Train Affair

I am not a frequent train itinerant. I prefer road traveling while going to my native place or even for an assignment. But in my most recent visit to Nagpur I rediscovered the fun of traveling in train generating penchant of opting similar mode in future. It all began when I read Shobha Narayan’s Saturday column in Mint few days before. In her piece on Indian train, Shobha wrote: Every Indian has a train story involving food and characters. So I too tried to search for any such story to which I will be a party. Although I could not find so, I realized coming to Nagpur through train itself is an experience to recount as a story.

Even though the train on which I was traveling did not have an opulence of special dining coach like Deccan Queen, but me, my cousin, sister and other friends were never short of eating stuff. Food is an integral part of train journey and we did respect that in totality. When I told others that DQ is the first train in India to have such facility where one can sit on its antique dining table, read the fresh morning news papers and sip tea and coffee with cutlets, they all mourned for having not experienced such wonderful thing till now.

Though Our's wasnt a DQ, the stinky toilets, dust ridden passages, broken mirror were least dampening for me to enjoy the ride through this lofty creature. I always wonder how railway coaches remain fit even as thousands of people board it daily creating kiosk. I was envy to see the antique pattern robust switches even as it was creating uncouthly noise. I wish I would have them at our new flat offering uninterrupted, unending, undemanding service. Within half an hour I peeked outside the window and the next thing which occupied my mind was the ready to cut sugarcane laden fields. I considered farmers of western Maharashtra fortunate enough to have all necessary resources.

After an initial adjustment and readjustment we settled down, only to see a waiter was ready to take evening meal order. We all decided to respect his service and placed an order for food at five-thirty. Then slowly we became Sindhi and went on buying spree. We tasted almost all the stuff we saw entering in our coach. Opinion may vary but it was striking for me to feel railway food is more palatable than at other traveling mode.

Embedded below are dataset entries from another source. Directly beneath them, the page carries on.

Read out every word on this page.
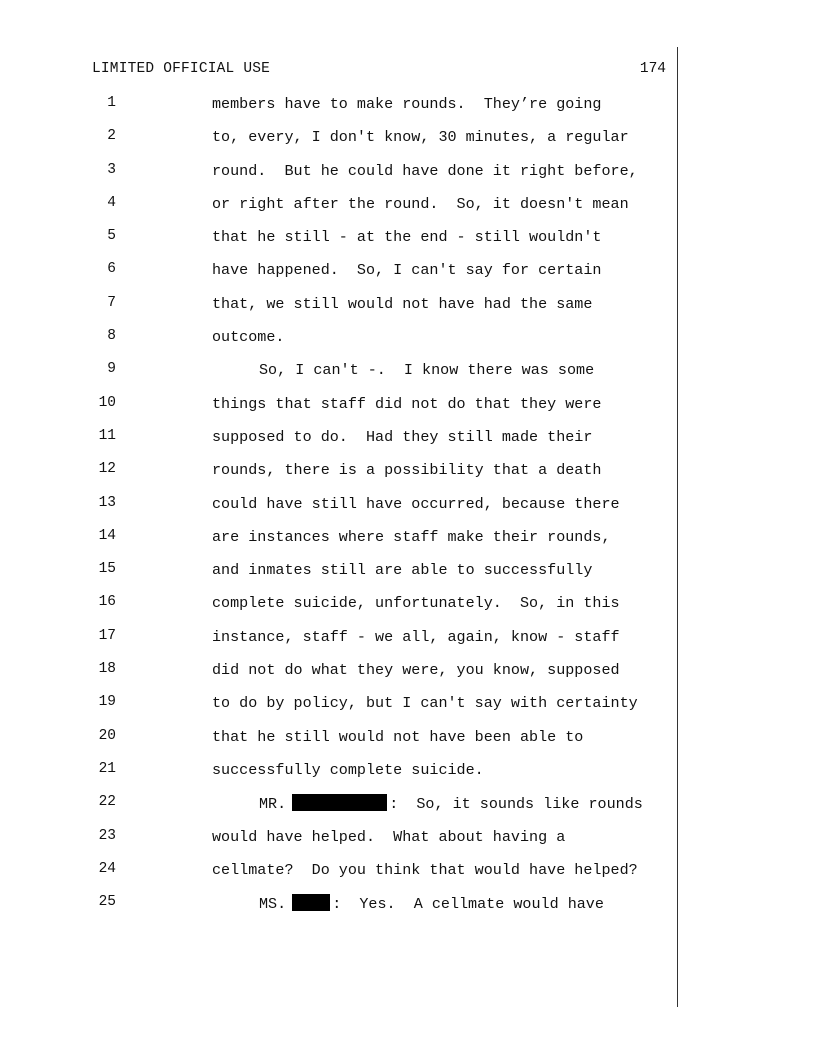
LIMITED OFFICIAL USE	174
1	members have to make rounds.  They’re going
2	to, every, I don't know, 30 minutes, a regular
3	round.  But he could have done it right before,
4	or right after the round.  So, it doesn't mean
5	that he still - at the end - still wouldn't
6	have happened.  So, I can't say for certain
7	that, we still would not have had the same
8	outcome.
9	So, I can't -.  I know there was some
10	things that staff did not do that they were
11	supposed to do.  Had they still made their
12	rounds, there is a possibility that a death
13	could have still have occurred, because there
14	are instances where staff make their rounds,
15	and inmates still are able to successfully
16	complete suicide, unfortunately.  So, in this
17	instance, staff - we all, again, know - staff
18	did not do what they were, you know, supposed
19	to do by policy, but I can't say with certainty
20	that he still would not have been able to
21	successfully complete suicide.
22	MR.	:  So, it sounds like rounds
23	would have helped.  What about having a
24	cellmate?  Do you think that would have helped?
25	MS.	:  Yes.  A cellmate would have
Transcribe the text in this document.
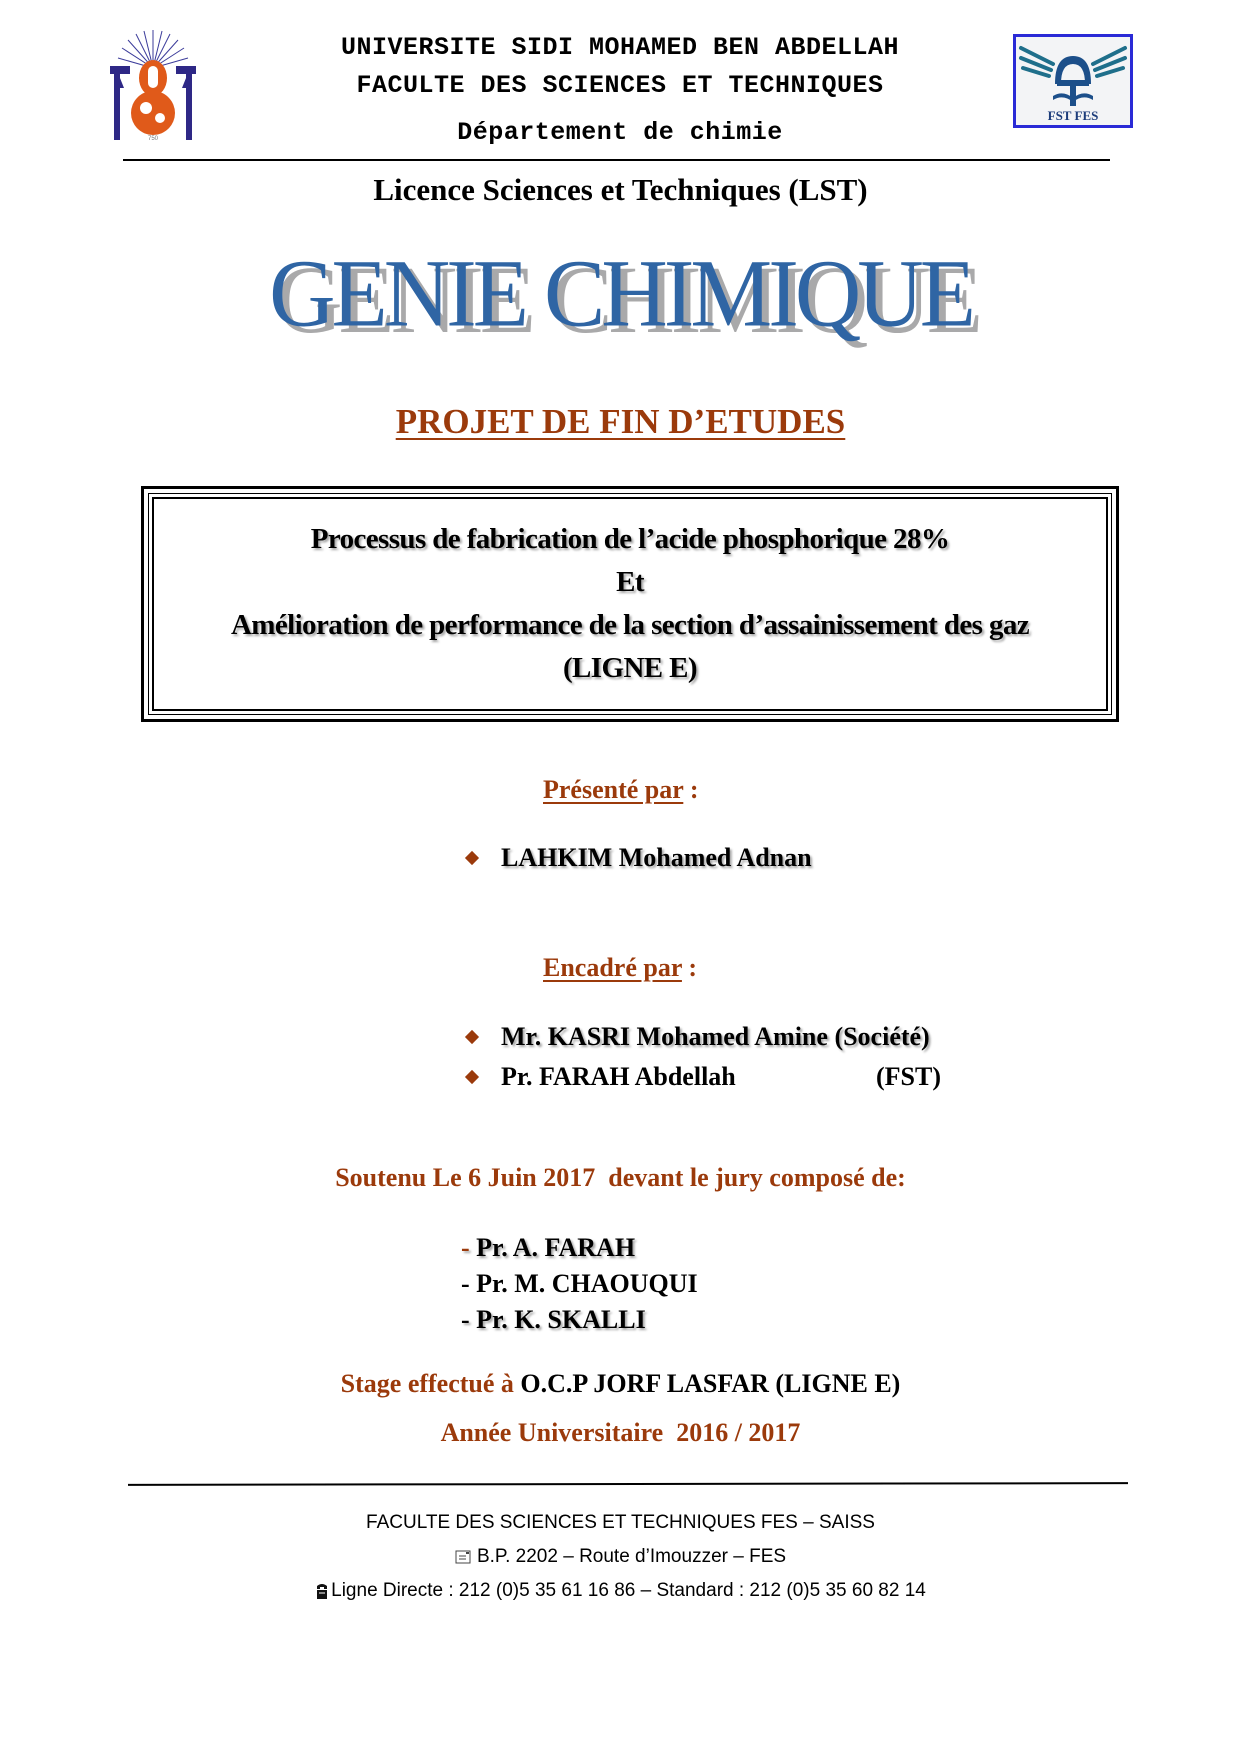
750
UNIVERSITE SIDI MOHAMED BEN ABDELLAH
FACULTE DES SCIENCES ET TECHNIQUES
Département de chimie
FST FES
Licence Sciences et Techniques (LST)
GENIE CHIMIQUE
PROJET DE FIN D’ETUDES
Processus de fabrication de l’acide phosphorique 28%
Et
Amélioration de performance de la section d’assainissement des gaz
(LIGNE E)
Présenté par :
LAHKIM Mohamed Adnan
Encadré par :
Mr. KASRI Mohamed Amine
(Société)
Pr. FARAH Abdellah	(FST)
Soutenu Le 6 Juin 2017  devant le jury composé de:
- Pr. A. FARAH
- Pr. M. CHAOUQUI
- Pr. K. SKALLI
Stage effectué à O.C.P JORF LASFAR (LIGNE E)
Année Universitaire  2016 / 2017
FACULTE DES SCIENCES ET TECHNIQUES FES – SAISS
B.P. 2202 – Route d’Imouzzer – FES
Ligne Directe : 212 (0)5 35 61 16 86 – Standard : 212 (0)5 35 60 82 14
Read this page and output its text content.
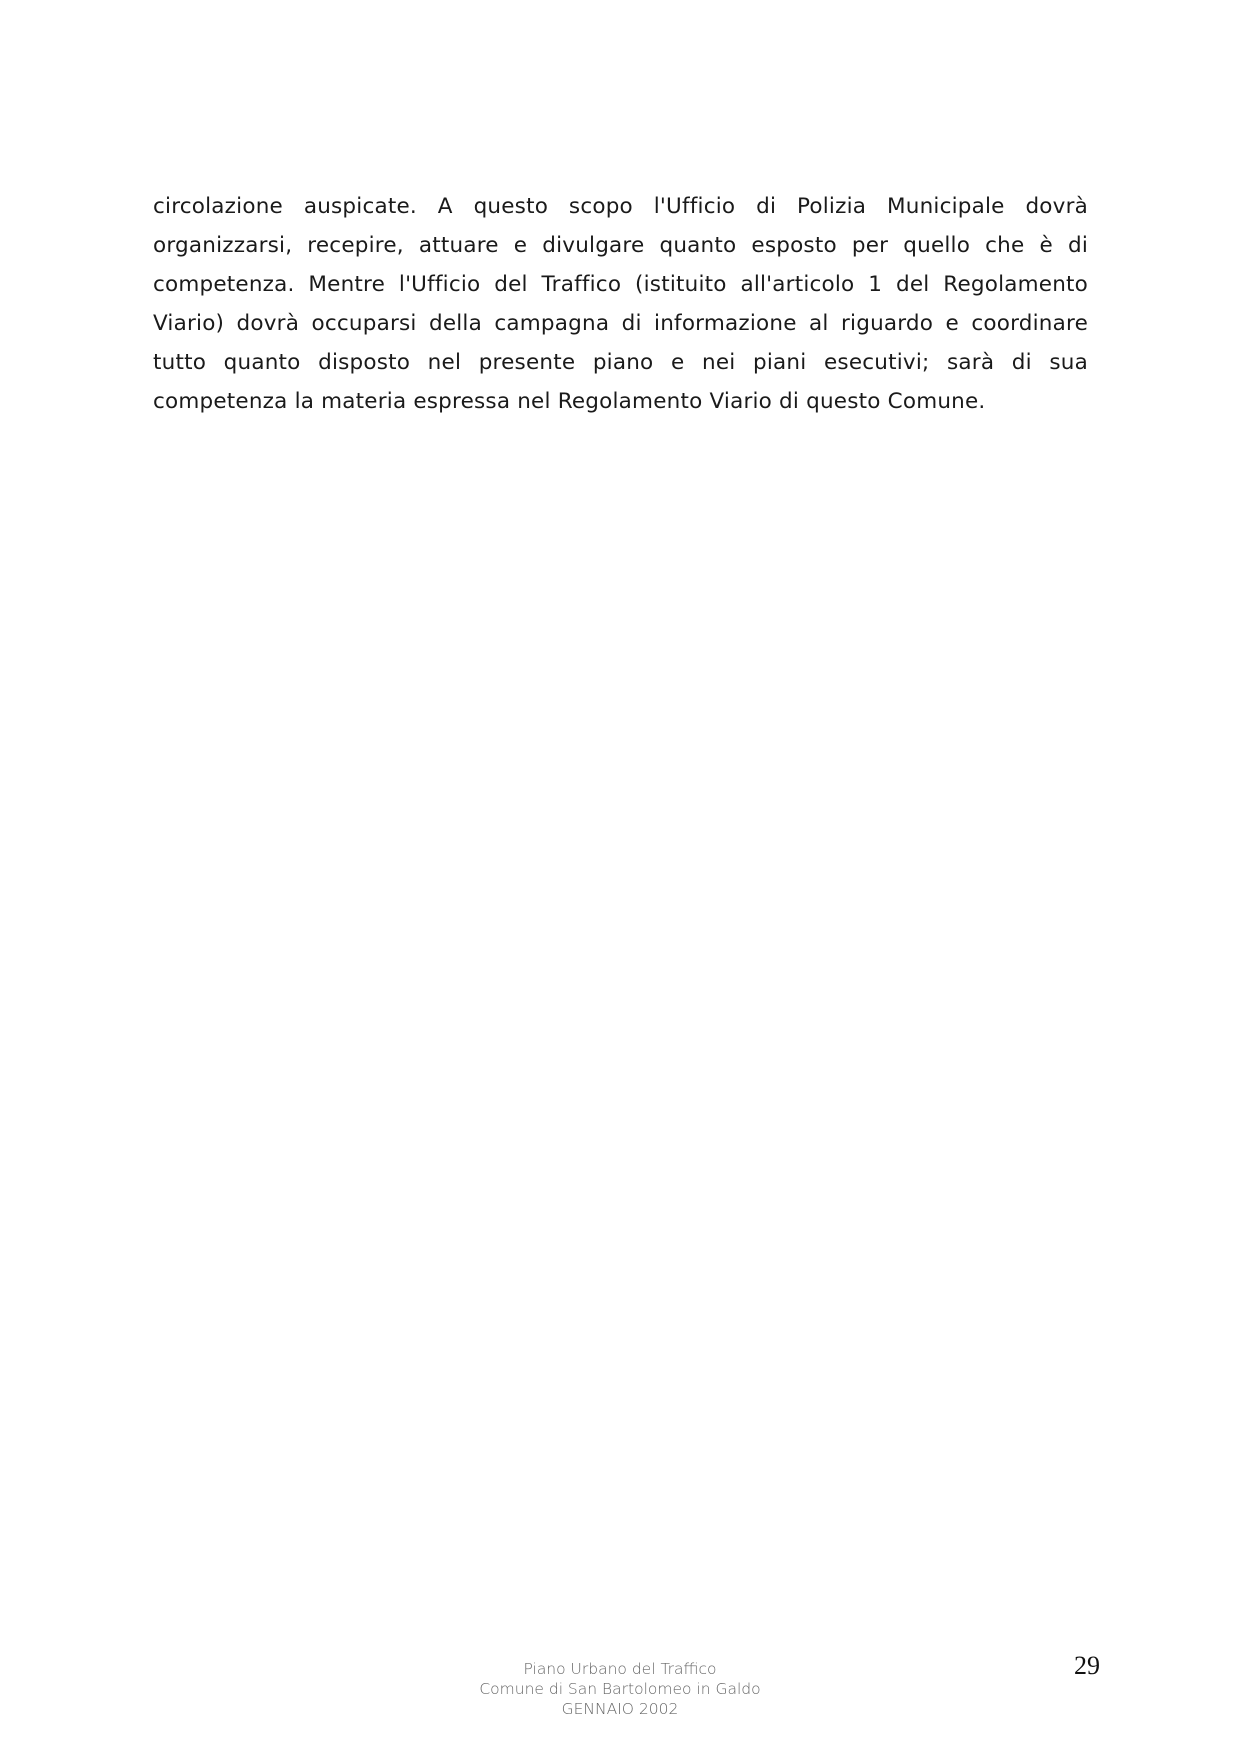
circolazione auspicate. A questo scopo l'Ufficio di Polizia Municipale dovrà
organizzarsi, recepire, attuare e divulgare quanto esposto per quello che è di
competenza. Mentre l'Ufficio del Traffico (istituito all'articolo 1 del Regolamento
Viario) dovrà occuparsi della campagna di informazione al riguardo e coordinare
tutto quanto disposto nel presente piano e nei piani esecutivi; sarà di sua
competenza la materia espressa nel Regolamento Viario di questo Comune.
Piano Urbano del Traffico
Comune di San Bartolomeo in Galdo
GENNAIO 2002
29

Every Indian station has its specialty of offering particular items, I too wanted to experience it, but the odd night hours did not permit me to do so. I regret I missed famous Kachori at Shegao station. In the meanwhile at Daund station Lalu’s profit making machine did surprise many when it began to retrace already crossed route. My bewildered sister started looking at me and cousin for answers. A terse explanation of “train will soon change its track here” finally satisfied her.

Indian railway is an amazing creature which never disappoints anyone anytime anywhere. I don’t understand how it was running in losses until recently when Lalu finally took the reign of this mechanical dragon. I also fail to understand what exactly Lalu has done to turn this into profit making business. I have been seeing same railway with same track offering same service to same never-ending rush on its same filth ridden bogies, yet it has become money-spinning. These and similar such thoughts began haunting me when I went to upper berth for sleep. The next morning was pleasant. After having cup of tea twice, we then came to door waiting to be dropped at Nagpur. The journey ended after some time but the mind was taken up with reminiscences of another train trip.

Thanks to my cousin on whose insistence I showed inclination to come with him for his engagement. This gave me an opportunity to revive old memories of long train journey. It was a great experience. From boarding a train at Pune railway station to just before Nagpur near Buti Bori when everyone of us thought our destination is just five minutes away from there and it took big halt, much to escalate the already soaring mercury within my cousin who was eager to meet his fiancée.